Dans Le cri du sablier, Chloé Delaume raconte le trauma vécu dans son enfance, comment il lui a été difficile de gérer pareil évènement, en mots ou en émotions. Un père violent et destructeur qui, bien qu’il ait menacé de la tuer un jour, a choisi de tirer sur son épouse – la mère – et sur lui-même, après l’avoir visée, elle, l’enfant. Comment, après neuf mois de mutisme, elle a retrouvé les mots mais n’a jamais été comprise par son entourage qui la voyait comme une preuve embarrassante, un souvenir de cette honte qui entachait la réputation familiale.
Chloé Delaume emploie dans Le cri du sablier une écriture particulière, qui surprend aux premiers abords – vous le comprendrez à la lecture des extraits. Pourtant on se laisse prendre au jeu, on accepte de ne pas tout comprendre, de ressentir et de déduire, plutôt. Cette écriture éclatée, en rimes et en images, m’a semblé refléter le trauma vécu par l’enfant de dix ans, son incompréhension devant la violence. Un mutisme de neuf mois, une période pendant laquelle le langage n’y pouvait rien ou ne suffisait pas à expliquer, puis son retour. Des discours qui n’en finissent plus dans une langue déconstruite parce que la réalité l’est elle aussi. Il y a différentes interprétations possibles à cette écriture particulière, mais c’est celle qui a marqué ma lecture. La vision du monde éclatée. Texte difficile d’accès, donc, et vocabulaire hautement relevé qui exige un dictionnaire à portée de la main. Ou non. On peut se prêter au jeu des sonorités, du monde indistinct et partiellement indéchiffrable, et faire une lecture axée sur les sensations, car c’est un livre qui peut/veut faire ressentir. À condition de tenter l’exercice.

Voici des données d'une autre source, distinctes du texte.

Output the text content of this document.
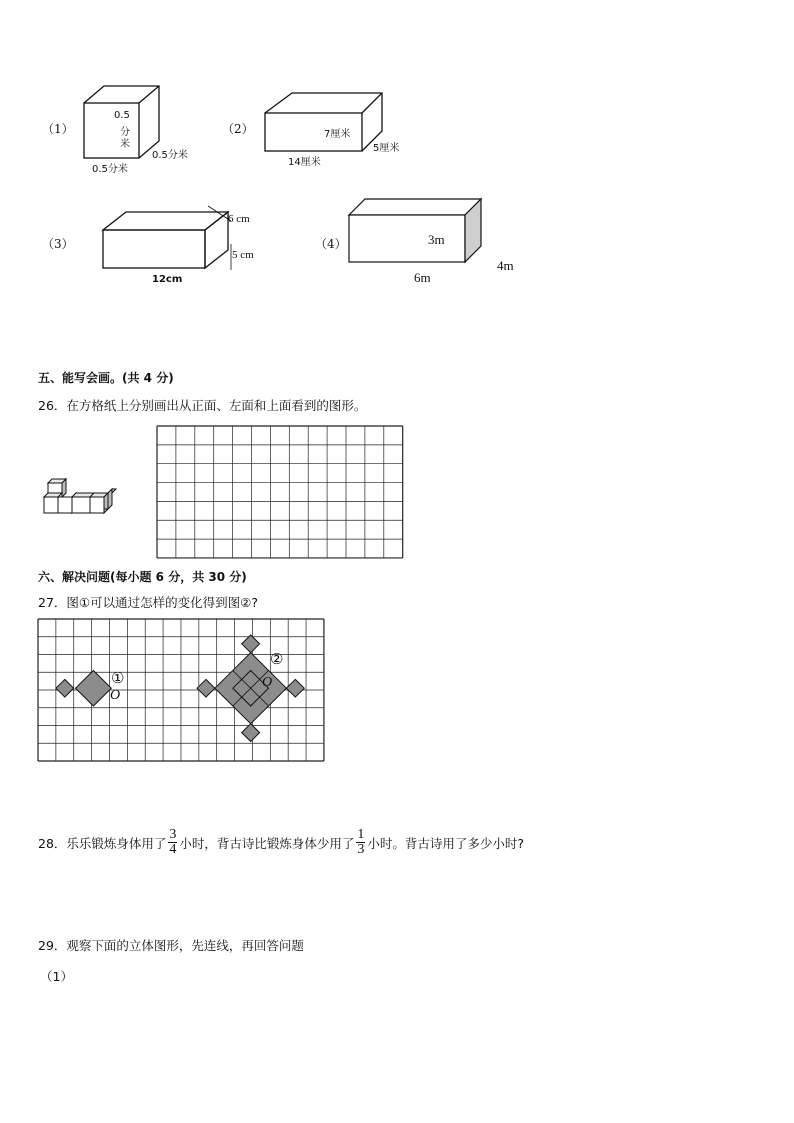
（1）
0.5
分
米
0.5分米
0.5分米
（2）	7厘米
5厘米
14厘米
（3）
6 cm
5 cm
12cm
（4）	3m
4m
6m
五、能写会画。(共 4 分)
26．在方格纸上分别画出从正面、左面和上面看到的图形。
六、解决问题(每小题 6 分，共 30 分)
27．图①可以通过怎样的变化得到图②?
①
O
②
O
28．乐乐锻炼身体用了 $\frac{3}{4}$ 小时，背古诗比锻炼身体少用了 $\frac{1}{3}$ 小时。背古诗用了多少小时?
29．观察下面的立体图形，先连线，再回答问题
（1）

Le cri du sablier en extraits
“Non je ne dirai rien me voilà résolue. Quand bien même essayais-je décrisper maxillaire la glotte jouait stalactite et je n’y pouvais rien. La veille de l’enterrement le premier m’ausculta poupée posttraumatique. Plus sa langue s’agitait m’aspergeant de vocables plus la cacophonie asséchait la comptine. La seule litanie qui eut cours intérieur était pensée magique chanson résurrection scandant rose un deux trois maman m’entend tout bas. Je savais bien pourtant que l’écho se fanait. Je savais bien tout cela non je n’étais pas folle. C’est eux qui s’inquiétaient moi je ne demandais rien. Si ce n’était encore dégager les sinus récurer la cloison nasale et cuisinière le poivre qui coagule éternuer à Cythère embarquer loin du soufre. Les sens se désorientent soupirant la girouette la parole s’évapore quand s’aiguisent les naseaux. On me traita bestiole sibylle au polygone. Les vipères se grouillant sifflotant dans ma tête le nœud se coulissait c’est vrai ça porte malheur. Il ne plut plus avant des heures indifférentes. Vomir la syncrétie fut une question de bon sens. Faire jaillir quelque chose quand bien même œsophage démontrer pour la pose les organes sont vivants ce n’est que passager car j’ai quelques soucis.” (p. 11-12)
“Quels faits demanda-t-il. Quels faits se déroulèrent le trente exactement. Je ne vous dirai rien. Mon synopsis est clair. En banlieue parisienne il y avait une enfant. Elle avait deux nattes brunes, un père et une maman. En fin d’après-midi le père dans la cuisine tira à bout portant. La mère tomba première. Le père visa l’enfant. Le père se ravisa, posa genoux à terre et enfouit le canon tout au fond de sa gorge. Sur sa joue gauche l’enfant reçut fragment cervelle. Le père avait perdu la tête sut conclure la grand-mère lorsqu’elle apprit le drame.” (p. 19)
“Maman se meurt première personne. Elle disait malaxer malaxer la farine avec trois œufs dedans et un yaourt nature. Papa l’a tuée deuxième personne. Infinitif et radical. Chloé se tait troisième personne. Elle ne parlera plus qu’au futur antérieur. Car quand s’exécuta enfin le parricide il fut trop imparfait pour ne pas la marquer.” (p. 20)
DELAUME, Chloé. Le cri du sablier, Folio Gallimard, Paris, 2001, 126 p.